The house hitches itself to no stylistic wagons and has been spontaneously designed and revised over the course of its 33-year construction. “What you’re seeing is 33 years of design, not three months of design and 33 years of labor,” Bruno says. If he would have had to design the house in full initially and then build to this exact standard, “I would feel as if I were working for somebody else,” he says. This is a literal distinction for Bruno. He began the house when he was a young man, age 29. Today he’s 62, and the majority of his years have been spent working on the house; an open film exposure documenting his aesthetic development and intent.
Bruno says this type of spontaneous, whimsical design is what creates the aesthetic complexity people crave, missing from most of the built environment around us, and largely absent from the practice of architecture itself. “It isn’t that we’re looking for the silliness of a maze,” he says.

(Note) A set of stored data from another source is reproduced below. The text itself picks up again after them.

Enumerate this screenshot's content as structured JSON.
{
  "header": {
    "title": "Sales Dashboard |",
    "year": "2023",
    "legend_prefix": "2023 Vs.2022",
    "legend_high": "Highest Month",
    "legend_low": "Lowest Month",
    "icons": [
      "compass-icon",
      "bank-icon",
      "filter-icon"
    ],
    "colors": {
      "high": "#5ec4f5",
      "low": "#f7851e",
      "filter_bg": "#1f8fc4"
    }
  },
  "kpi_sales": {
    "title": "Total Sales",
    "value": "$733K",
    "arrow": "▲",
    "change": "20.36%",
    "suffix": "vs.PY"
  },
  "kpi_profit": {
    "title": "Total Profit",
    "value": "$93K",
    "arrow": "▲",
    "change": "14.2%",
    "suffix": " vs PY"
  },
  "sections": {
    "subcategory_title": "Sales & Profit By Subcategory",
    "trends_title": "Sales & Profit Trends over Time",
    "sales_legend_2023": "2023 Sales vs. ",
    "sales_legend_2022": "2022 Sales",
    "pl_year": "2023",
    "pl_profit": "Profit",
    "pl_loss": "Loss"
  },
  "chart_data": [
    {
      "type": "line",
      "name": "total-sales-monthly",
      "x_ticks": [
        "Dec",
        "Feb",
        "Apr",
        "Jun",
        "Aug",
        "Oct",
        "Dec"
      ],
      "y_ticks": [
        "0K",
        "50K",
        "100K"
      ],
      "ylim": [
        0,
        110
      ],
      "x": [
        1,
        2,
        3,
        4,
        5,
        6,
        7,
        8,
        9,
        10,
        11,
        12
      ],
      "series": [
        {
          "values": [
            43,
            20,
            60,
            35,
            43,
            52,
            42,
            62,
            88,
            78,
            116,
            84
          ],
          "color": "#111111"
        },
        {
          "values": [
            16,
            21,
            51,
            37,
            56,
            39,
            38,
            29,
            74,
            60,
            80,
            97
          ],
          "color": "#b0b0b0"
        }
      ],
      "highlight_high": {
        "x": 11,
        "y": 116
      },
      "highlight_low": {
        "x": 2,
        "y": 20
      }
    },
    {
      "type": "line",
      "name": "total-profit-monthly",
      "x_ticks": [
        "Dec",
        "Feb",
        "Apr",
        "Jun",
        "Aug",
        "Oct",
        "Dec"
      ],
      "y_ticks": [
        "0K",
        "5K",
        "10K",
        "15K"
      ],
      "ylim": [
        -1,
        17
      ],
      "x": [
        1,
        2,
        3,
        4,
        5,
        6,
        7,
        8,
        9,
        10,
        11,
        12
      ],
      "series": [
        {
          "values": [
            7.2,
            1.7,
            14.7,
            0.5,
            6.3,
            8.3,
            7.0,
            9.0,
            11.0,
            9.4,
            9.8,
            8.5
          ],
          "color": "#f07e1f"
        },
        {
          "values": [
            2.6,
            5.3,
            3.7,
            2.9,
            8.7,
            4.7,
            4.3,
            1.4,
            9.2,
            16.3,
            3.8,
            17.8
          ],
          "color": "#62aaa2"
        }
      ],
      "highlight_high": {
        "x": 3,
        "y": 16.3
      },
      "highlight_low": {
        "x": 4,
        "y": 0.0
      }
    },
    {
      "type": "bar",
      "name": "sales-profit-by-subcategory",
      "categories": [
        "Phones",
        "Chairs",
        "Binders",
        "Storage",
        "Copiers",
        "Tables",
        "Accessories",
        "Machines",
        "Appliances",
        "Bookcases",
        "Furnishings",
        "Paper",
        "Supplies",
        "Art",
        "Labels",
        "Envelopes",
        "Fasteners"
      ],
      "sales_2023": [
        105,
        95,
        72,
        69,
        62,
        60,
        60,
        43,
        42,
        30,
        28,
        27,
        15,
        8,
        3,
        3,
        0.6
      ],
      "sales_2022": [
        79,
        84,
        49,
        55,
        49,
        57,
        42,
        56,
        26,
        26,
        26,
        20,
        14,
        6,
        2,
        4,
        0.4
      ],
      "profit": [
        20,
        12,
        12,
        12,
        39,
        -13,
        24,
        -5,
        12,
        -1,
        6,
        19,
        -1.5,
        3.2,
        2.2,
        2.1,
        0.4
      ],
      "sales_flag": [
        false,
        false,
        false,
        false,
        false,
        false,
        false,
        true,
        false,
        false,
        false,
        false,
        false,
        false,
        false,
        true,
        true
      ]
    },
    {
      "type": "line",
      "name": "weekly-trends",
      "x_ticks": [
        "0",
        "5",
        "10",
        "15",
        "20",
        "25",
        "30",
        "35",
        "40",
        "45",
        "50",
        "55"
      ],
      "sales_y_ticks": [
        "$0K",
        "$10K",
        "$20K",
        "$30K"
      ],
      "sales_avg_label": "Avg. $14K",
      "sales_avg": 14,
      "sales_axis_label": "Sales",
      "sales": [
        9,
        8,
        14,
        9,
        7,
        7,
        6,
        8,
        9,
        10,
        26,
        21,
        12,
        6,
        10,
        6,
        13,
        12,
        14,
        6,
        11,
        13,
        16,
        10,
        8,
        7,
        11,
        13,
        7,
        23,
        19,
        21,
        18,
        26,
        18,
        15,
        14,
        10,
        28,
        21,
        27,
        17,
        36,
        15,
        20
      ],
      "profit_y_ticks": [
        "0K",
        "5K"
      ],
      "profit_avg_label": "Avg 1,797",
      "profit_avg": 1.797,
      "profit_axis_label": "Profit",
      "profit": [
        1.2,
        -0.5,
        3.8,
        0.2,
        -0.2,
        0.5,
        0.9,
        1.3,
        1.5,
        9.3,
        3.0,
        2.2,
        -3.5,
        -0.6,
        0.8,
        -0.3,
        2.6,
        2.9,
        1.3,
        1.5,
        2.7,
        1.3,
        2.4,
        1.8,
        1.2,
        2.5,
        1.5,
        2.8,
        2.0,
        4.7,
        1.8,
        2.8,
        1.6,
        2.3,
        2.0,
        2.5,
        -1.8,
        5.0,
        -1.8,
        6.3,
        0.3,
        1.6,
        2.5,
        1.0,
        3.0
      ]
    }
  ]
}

“We’re looking at a higher order of complexity.” The crux of the problem: Market realities demand that architects communicate to clients what a project will be before it exists through imperfect, distorting mediums like models. From this point on, Bruno says the scale is manipulated and details are whitewashed in the transition. “Inadvertently, what ends up happening is that the resolution at the model level is potentially quite different from what you would resolve at full scale. I would venture to say that almost all the large buildings we see around us are the replica and the original is the model,” he says."